Kudos to local communities for trying to act fiscally and environmentally responsible by looking into alternative energy sources.
Haverhill has looked at the possibility of putting windmills on Golden Hill. To the south, Beverly, Ipswich and Salem are all considering wind turbines to supply the electrical needs of their high schools.
As budgets get stretched ever further, it is tempting to see windmills as windfalls. But we urge careful consideration of these projects to see if they really deliver on their promises.
A University of Massachusetts study found that Haverhill may not be windy enough to support windmills. And in Ipswich, the cost of constructing and maintaining a windmill on school property may be more than the savings it would produce.
Nor does this technology always work. While there have been sporadic attempts to power up the solar array that dominates a hillside next to Beverly High School, for many years it sat there more symbolic of the empty promise of renewable energy than as a beacon for the future.

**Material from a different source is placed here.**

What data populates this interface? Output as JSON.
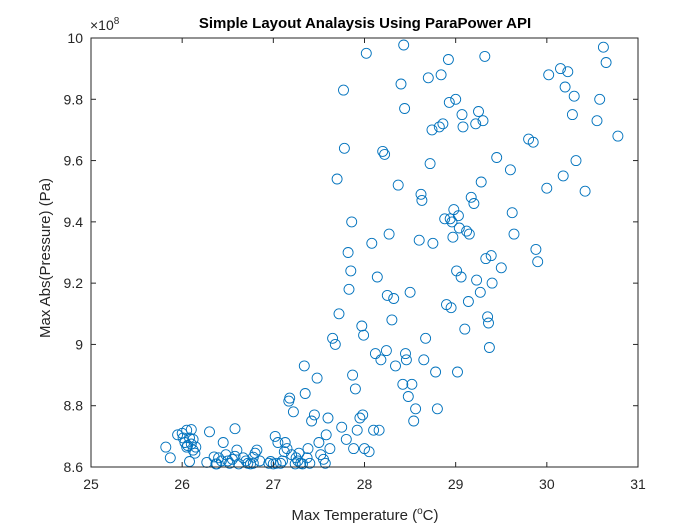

Much of this technology is still in its infancy. Being on the cutting edge is expensive. Municipalities need the efficiency that comes with proven, mature technologies.
Good intentions alone cannot assure the success of these projects. Before communities spend millions demonstrating their concern for the environment by erecting huge wind turbines or investing in other forms of energy production, they should be certain there will be a reasonable return on and proper management of those facilities.